Firewalls are problematic for users, software providers and others supporting the systems. Everyone wants settings their way. A change here and impact a connection from somewhere else. When you;re dealing with small business owners who do what they are told in this area, you can quickly find yourself with operational problems because one supplier connecting to the system has demanded firewall changes which cause another to be compromised in their access.

The cost of managing secure access to a small business system is growing as more suppliers connect directly with the business. We have small business customers with regular direct online access with an many as eight companies and all it takes is for one of those to demand a change and the others may have a problem. We have produced a standards document to try and navigate this but some suppliers don;t care – it’s their way or no way.

Some days, twenty percent or even more of support calls we take are firewall related – not to do with our software as such. The calls come to us because the supplier involved usually does not want to help, the supplier of the firewall can’t help with industry knowledge and the industry itself has no central approach to managing these things.

Security is important. I wonder if economists have costed everything associated with data security for a small business.

Proving employee theft


A picture tells a thousand words as they say. It is true in court where you are trying to prove a case of employee theft. Take a look at the image below. Even though we have staged this, it shows the video footage and data from our point of sale software proving what was happening at the time – a canceled sale. This is hard evidence, proof of a crime and it is available directly from within our point of sale software using our exclusive theft bridge technology.

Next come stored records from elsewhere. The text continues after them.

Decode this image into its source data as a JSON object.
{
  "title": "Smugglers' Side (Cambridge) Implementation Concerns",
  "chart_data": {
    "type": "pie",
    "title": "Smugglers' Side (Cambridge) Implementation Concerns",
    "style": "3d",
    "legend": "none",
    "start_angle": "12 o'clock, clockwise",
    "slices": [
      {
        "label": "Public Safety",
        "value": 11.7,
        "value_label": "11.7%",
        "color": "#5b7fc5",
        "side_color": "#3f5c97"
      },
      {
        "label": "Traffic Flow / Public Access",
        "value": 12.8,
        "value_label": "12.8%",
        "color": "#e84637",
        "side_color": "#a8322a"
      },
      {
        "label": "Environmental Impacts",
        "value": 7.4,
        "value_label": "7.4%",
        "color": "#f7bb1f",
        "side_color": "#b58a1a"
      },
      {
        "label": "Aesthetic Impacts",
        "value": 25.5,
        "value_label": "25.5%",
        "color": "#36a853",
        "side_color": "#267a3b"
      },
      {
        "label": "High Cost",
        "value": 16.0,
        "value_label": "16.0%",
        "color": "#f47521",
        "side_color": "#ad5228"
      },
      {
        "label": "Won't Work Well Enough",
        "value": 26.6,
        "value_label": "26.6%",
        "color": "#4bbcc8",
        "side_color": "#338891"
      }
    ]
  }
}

Users of our technology can go into their system, call up a list of canceled sales (ot other suspicious activity) and in an instant have the data and vision marriage on the screen. It’s brilliant. More than that, in most businesses it pays for itself in no time since customer and other disputes are settled quickly and accurately.

Our link was a first and now we are enhancing it, new features will keep us in our own league in the mission to cut the cost of theft in small business.

Employee theft a hot topic


Yesterday was one of those days when a key issue dominated. The issue was employee theft. Not here, but in businesses in which our software is used and elsewhere among small businesses. It started with a call from a customer concerned that something may not be right.

As is the case with these things, I’d tend to receive the call – an owner to owner call appears less stressful than them discussing what they see as failure with someone on our Help Desk. In a few minutes he had enough evidence from his system to make contact with the police.

Next was a call from a police officer we are helping prepare a case on behalf of a client. There were questions about keystroke patters and how these are reliable indicators of theft or fraud.

In the afternoon I was interviewed for an article about theft in small business and as is often the case with such interviews, one comes away better informed thanks to good questions.

Early in the evening was a call from an employee asking the wrong question of the wrong person – I’ve let the owner know that they need to take control back over their data by protecting high level passwords more.

Theft management tools, while not our core product, are important to what we do. They help our customers reduce the cost of theft in their business. Beyond the tools, however, is the service we provide – encouragement and guidance on addressing the issue. We have learnt from our own experience in retail that theft is part of the turf. How you manage it can make or break you.